SARS is coming after these taxpayers personally in South Africa

 ·22 Apr 2026

The South African Revenue Service (SARS) is coming after company directors, holding them personally liable for outstanding business debts.

Tax experts have flagged new cases that show the revenue service’s intent, including one that shows its pursuit of a director to recover several million rand in outstanding company tax debt.

This shows that SARS regards the individual as responsible for the business’s financial management, including the payment of its tax obligations.

According to Tax Consulting SA, the case unfolded when SARS issued a Notice of Personal Liability to the director.

This shows that the group is actively leveraging its powers under the Tax Administration Act (TAA) to hold representative taxpayers, such as directors and public officers, personally liable for company tax debts.

“For some time, SARS has warned that it would begin holding representative taxpayers in their personal capacity liable for outstanding company tax,” the tax experts said.

“That warning is now translating into real enforcement, as is evident from recent cases where SARS came after directors’ purses.”

The SARS notice stated that the tax liability arose from, amongst other things, non-submission of tax returns, which resulted in estimated assessments, and/or the submission of tax returns with either partial, late or no payment.
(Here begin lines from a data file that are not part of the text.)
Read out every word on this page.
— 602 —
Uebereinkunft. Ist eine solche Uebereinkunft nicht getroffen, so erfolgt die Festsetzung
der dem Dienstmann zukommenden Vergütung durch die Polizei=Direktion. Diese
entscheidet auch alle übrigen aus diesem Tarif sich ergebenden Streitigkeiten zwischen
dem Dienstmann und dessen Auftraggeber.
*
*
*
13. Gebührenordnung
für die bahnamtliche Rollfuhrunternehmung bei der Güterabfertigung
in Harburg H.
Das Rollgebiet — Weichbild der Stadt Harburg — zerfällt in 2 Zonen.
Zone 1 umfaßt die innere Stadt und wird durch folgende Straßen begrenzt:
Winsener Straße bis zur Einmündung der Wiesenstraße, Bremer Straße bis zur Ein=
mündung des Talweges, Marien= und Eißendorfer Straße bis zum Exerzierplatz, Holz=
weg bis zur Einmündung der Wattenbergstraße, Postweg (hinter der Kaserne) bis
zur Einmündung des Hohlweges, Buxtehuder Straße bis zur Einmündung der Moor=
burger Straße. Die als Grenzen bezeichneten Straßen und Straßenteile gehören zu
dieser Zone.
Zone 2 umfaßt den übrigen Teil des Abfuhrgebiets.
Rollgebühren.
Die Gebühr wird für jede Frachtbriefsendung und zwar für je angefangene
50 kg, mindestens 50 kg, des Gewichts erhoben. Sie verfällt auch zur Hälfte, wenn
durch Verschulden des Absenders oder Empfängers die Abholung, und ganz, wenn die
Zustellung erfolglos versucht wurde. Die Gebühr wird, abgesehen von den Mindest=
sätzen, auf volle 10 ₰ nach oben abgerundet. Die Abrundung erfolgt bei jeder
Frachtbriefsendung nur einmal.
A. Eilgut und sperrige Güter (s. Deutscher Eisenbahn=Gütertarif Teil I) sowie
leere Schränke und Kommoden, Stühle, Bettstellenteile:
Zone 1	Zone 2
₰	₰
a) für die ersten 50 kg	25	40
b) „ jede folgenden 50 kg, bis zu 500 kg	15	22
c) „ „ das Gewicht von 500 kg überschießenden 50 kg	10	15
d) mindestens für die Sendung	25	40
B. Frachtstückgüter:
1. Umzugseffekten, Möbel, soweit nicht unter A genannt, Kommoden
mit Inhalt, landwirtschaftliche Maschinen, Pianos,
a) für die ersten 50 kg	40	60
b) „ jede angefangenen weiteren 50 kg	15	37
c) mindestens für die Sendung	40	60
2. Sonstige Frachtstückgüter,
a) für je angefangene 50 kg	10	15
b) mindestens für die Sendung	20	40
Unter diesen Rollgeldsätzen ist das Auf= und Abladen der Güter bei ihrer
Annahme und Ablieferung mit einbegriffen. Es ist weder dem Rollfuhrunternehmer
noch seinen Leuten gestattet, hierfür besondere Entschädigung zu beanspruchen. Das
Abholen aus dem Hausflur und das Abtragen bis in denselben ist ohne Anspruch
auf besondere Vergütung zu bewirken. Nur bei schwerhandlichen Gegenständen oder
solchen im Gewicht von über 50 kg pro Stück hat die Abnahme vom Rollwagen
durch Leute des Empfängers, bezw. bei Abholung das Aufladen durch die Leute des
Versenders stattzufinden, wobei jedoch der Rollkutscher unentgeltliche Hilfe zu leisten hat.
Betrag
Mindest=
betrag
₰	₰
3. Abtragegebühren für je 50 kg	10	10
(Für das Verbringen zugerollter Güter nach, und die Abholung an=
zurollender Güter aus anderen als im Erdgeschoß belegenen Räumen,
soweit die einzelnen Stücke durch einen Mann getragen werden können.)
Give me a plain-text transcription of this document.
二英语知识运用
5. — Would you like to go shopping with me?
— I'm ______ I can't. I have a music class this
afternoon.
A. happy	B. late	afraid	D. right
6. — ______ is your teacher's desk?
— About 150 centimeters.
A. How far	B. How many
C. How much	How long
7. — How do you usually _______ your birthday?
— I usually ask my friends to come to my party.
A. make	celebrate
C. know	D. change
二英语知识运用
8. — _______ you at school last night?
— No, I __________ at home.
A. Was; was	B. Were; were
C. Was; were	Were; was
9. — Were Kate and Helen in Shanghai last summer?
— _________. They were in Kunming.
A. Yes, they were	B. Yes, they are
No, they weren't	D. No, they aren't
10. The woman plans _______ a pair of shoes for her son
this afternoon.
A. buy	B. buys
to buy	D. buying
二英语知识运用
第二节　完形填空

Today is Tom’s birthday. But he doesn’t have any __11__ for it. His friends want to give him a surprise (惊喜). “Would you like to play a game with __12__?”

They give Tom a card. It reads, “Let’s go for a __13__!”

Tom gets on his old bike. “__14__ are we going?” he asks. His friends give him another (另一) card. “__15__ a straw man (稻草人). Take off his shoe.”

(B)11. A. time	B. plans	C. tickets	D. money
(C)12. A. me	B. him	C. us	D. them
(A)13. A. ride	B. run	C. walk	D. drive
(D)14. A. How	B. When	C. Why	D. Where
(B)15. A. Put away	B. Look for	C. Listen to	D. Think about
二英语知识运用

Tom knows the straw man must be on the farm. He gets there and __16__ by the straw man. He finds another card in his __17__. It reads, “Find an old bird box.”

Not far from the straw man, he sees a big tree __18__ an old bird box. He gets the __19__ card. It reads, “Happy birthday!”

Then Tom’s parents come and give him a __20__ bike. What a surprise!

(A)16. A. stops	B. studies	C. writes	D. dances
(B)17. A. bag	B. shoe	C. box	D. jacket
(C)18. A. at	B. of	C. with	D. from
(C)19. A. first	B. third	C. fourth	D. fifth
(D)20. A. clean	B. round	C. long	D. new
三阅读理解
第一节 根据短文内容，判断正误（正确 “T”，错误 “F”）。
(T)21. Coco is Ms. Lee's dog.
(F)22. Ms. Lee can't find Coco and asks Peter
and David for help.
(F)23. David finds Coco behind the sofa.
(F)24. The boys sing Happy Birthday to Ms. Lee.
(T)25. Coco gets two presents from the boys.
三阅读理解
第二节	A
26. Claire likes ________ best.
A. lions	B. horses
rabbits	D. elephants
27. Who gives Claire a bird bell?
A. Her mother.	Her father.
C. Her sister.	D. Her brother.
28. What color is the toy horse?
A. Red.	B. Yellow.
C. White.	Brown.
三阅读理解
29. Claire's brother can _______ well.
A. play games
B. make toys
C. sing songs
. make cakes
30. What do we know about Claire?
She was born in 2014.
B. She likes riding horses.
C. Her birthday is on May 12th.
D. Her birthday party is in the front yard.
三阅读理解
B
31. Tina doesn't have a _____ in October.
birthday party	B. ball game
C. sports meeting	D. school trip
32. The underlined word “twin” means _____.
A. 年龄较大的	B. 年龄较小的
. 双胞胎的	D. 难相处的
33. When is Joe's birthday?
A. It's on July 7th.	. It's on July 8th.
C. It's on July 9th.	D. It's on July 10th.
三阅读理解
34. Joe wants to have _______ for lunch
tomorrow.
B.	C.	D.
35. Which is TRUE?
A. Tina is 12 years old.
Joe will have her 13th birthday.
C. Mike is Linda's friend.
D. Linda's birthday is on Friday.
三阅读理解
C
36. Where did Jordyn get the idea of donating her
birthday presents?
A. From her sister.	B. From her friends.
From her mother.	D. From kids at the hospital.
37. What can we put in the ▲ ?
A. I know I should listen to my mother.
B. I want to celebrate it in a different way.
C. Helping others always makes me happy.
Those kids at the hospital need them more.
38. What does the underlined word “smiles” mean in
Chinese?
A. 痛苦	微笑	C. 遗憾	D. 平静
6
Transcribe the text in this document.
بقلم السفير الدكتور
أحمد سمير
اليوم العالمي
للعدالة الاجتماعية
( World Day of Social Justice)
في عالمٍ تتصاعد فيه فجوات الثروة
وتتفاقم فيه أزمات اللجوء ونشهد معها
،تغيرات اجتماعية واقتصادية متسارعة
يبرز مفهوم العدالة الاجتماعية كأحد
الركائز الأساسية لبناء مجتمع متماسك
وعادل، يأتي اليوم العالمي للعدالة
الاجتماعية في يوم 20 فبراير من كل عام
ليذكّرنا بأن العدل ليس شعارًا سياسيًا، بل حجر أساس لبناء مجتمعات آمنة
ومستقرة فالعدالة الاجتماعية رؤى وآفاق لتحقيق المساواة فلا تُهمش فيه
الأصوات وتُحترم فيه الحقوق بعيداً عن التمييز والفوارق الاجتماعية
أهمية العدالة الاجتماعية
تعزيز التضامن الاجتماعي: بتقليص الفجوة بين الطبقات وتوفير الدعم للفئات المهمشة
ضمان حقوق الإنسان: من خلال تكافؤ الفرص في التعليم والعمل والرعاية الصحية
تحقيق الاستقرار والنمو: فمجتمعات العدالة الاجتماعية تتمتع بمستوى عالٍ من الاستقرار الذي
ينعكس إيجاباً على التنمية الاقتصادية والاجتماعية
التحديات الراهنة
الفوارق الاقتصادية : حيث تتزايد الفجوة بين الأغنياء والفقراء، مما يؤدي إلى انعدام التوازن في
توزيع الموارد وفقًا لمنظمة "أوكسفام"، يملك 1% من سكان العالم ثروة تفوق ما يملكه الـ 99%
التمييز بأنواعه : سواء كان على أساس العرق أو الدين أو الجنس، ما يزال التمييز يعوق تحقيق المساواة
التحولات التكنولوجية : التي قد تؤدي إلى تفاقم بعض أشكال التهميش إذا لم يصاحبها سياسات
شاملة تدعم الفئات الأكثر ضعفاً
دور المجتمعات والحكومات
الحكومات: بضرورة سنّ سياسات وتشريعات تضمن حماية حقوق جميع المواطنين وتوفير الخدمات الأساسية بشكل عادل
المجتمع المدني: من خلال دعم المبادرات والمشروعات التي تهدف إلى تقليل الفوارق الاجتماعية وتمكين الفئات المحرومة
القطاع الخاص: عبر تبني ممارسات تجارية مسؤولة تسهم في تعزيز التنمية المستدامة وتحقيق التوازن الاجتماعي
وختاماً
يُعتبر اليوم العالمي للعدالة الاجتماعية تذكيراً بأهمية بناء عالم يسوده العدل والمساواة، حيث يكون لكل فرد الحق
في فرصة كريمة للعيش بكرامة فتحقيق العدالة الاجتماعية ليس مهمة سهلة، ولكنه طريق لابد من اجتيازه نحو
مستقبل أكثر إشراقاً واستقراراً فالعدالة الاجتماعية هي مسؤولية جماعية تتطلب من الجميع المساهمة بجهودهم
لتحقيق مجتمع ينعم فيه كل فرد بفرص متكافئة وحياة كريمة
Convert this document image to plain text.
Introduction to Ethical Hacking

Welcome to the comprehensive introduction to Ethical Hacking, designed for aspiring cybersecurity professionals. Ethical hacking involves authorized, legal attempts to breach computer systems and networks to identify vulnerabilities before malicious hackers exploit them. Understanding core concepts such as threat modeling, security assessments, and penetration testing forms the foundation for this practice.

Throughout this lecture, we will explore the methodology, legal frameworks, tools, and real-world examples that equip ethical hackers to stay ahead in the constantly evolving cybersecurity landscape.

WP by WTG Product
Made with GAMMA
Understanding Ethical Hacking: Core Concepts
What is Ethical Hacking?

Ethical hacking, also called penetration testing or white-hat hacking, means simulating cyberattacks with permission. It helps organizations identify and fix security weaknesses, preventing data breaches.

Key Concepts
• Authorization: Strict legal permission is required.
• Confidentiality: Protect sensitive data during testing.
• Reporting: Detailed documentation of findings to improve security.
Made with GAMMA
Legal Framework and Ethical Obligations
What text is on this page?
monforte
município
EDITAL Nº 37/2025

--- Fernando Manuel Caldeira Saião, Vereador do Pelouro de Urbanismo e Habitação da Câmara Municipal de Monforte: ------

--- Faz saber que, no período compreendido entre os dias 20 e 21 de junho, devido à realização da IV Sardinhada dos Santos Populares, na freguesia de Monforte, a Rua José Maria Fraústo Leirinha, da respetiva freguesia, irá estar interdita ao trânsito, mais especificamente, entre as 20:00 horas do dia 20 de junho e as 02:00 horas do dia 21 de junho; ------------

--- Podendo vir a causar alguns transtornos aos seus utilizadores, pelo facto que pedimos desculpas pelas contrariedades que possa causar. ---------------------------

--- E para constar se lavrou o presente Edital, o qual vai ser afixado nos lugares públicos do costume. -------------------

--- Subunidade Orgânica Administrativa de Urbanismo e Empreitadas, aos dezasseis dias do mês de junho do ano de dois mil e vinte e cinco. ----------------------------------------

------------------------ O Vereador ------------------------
The amount SARS is looking to collect includes additional tax, penalties, and/or interest.

Crucially, SARS pointed to information obtained from third parties, Tax Consulting said.

This suggests that tax was withheld but not paid over, and that the company may have had the financial means to legally settle its obligations at the relevant time.

SARS said it may initiate recovery steps directly against the individual as the representative taxpayer.

These could include issuing notices to banks or anyone holding money due to the director, filing certified statements with the relevant court, and pursuing sequestration of the director’s personal estate.

Time for warnings is over

The notices to directors are just the latest in a long line of warnings that are now moving into active enforcement at SARS.

Similar shifts have been seen with the Revenue Service’s approach to trusts and crypto traders in South Africa, where these avenues were once seen as soft tax havens subject to lax enforcement.

With the targeting of directors, SARS is operating from a solid foundation in law.

Section 180 of the TAA empowers SARS to hold third parties personally responsible for a company’s tax debt if:

  • The person “controls or is regularly involved in the management of the overall financial affairs of a taxpayer”; and
  • SARS determines that the person acted negligently or fraudulently concerning the taxpayer’s tax debt.

This liability extends beyond the core tax amount to include related penalties and interest.

Moreover, personal liability is not limited to individuals formally holding financial roles within the company.

Any person involved in financial decision-making, whether it be a director, shareholder, or financial officer, may be held accountable if their conduct contributes to non-compliance.

In addition, sections 153 to 155 of the TAA impose liability on a representative taxpayer, referring to anyone responsible for managing the company’s tax affairs.

Beyond financial recovery, SARS also has the authority to pursue criminal proceedings in appropriate circumstances, further raising the stakes for non-compliance.

Tax Consulting warned that those in the taxman’s crosshairs have limited room to move and a short window to respond.

In the latest case, the director was given an opportunity to make representations as to why he should not be held personally liable. However, the burden of proof placed on him was substantial.

SARS required:

  • A detailed written explanation for the non-payment of taxes;
  • A full account of how company funds were utilised during the period in question; and
  • Certified bank statements, financial statements, and management accounts covering up to five years.

“Where any of the requested material was unavailable, a written explanation was required. All submissions had to be made within 10 business days,” the experts noted.

“Failure to do so could lead to SARS proceeding to hold the director personally liable under the relevant provisions of the TAA.”

Tax Consulting said that failing to meet SARS’ deadlines could result in the issuance of a Notice of Personal Liability – Final Demand, which makes the taxpayer fully liable for the outstanding debt.

If the debt is not paid, SARS will commence with collection steps against the director personally, without further notice.